Which types of financial technology are gaining ground with consumers — and which can actually help them do better financially?
”Breaking New Ground in FinTech: A Primer on Revenue Models that Create Value and Build Trust,” a new report from Omidyar Network and Oliver Wyman, examines new practices from consumer fintech firms that are pairing their revenue strategies with value creation for consumers to gain a competitive advantage in making inroads with consumers and in future-proofing their businesses.
With 140 million American adults struggling with some aspect of their financial lives, whether it be getting their bills paid on time or putting away money for emergencies, they could definitely benefit from fintech that helps them do that — although attendant fees and interest on financial products and services, to the tune of some $175 billion, stand in their way.
But according to the study, the right combination of financial-health focused fintech products can save at least $2,000 a year for the average household with a median of $45,000 in post-tax income. However, delivering this benefit at scale means that mass-market fintechs have to come up with economically sustainable revenue models that also reinforce consumers’ trust rather than threaten it — something not easily done with consumers ranking the industry as “least trusted.”
“Being the newcomer in an industry that is often plagued by ‘gotcha’ fees and with the lowest levels of trust among consumers is not an easy task for fintechs, and is a reason why aligning incentives with consumers’ real needs is crucial for success,” Tilman Ehrbeck, partner at Omidyar Network, says in a statement.
Ehrbeck adds, “Embedding this principle early in the business culture is key to building and retaining consumer trust over time, a lesson that, if put in practice from the get-go, will avoid fixing fundamentals later.”
Breaking down revenue models into what value is created, who will pay for it and how they’ll do that, the report examines eight payment models already in use to identify what they’re doing right.

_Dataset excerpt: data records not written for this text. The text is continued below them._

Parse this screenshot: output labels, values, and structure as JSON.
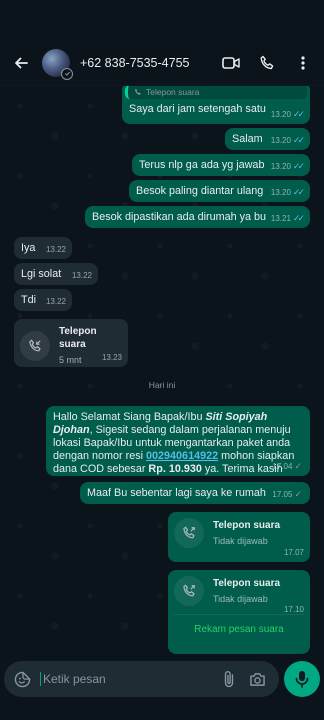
{
  "header": {
    "contact_name": "+62 838-7535-4755"
  },
  "composer": {
    "placeholder": "Ketik pesan"
  },
  "messages_before": [
    {
      "quote": "Telepon suara",
      "text": "Saya dari jam setengah satu",
      "time": "13.20"
    },
    {
      "text": "Salam",
      "time": "13.20"
    },
    {
      "text": "Terus nlp ga ada yg jawab",
      "time": "13.20"
    },
    {
      "text": "Besok paling diantar ulang",
      "time": "13.20"
    },
    {
      "text": "Besok dipastikan ada dirumah ya bu",
      "time": "13.21"
    }
  ],
  "incoming": [
    {
      "text": "Iya",
      "time": "13.22"
    },
    {
      "text": "Lgi solat",
      "time": "13.22"
    },
    {
      "text": "Tdi",
      "time": "13.22"
    }
  ],
  "incoming_call": {
    "title": "Telepon suara",
    "subtitle": "5 mnt",
    "time": "13.23"
  },
  "day_separator": "Hari ini",
  "long_message": {
    "part1": "Hallo Selamat Siang Bapak/Ibu ",
    "name": "Siti Sopiyah Djohan",
    "part2": ", Sigesit sedang dalam perjalanan menuju lokasi Bapak/Ibu untuk mengantarkan paket anda dengan nomor resi ",
    "resi": "002940614922",
    "part3": " mohon siapkan dana COD sebesar ",
    "amount": "Rp. 10.930",
    "part4": " ya. Terima kasih",
    "time": "17.04"
  },
  "short_message": {
    "text": "Maaf Bu sebentar lagi saya ke rumah",
    "time": "17.05"
  },
  "outgoing_calls": [
    {
      "title": "Telepon suara",
      "subtitle": "Tidak dijawab",
      "time": "17.07"
    },
    {
      "title": "Telepon suara",
      "subtitle": "Tidak dijawab",
      "time": "17.10",
      "action": "Rekam pesan suara"
    }
  ],
  "colors": {
    "background": "#0b141a",
    "outgoing_bubble": "#005c4b",
    "incoming_bubble": "#202c33",
    "read_tick": "#53bdeb",
    "accent": "#00a884"
  }
}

Currently, it finds, 65% of fintechs charge consumers directly for their services; about 75% of them rely on a single source of revenue, while a quarter have multiple sources of income. Not only has the latter group raised more than twice as much investor funding, but the ones that have raised the most funding to date “build a lower cost (and often better) version of an existing financial product that consumers already pay for today, not a new solution with an unfamiliar value proposition.”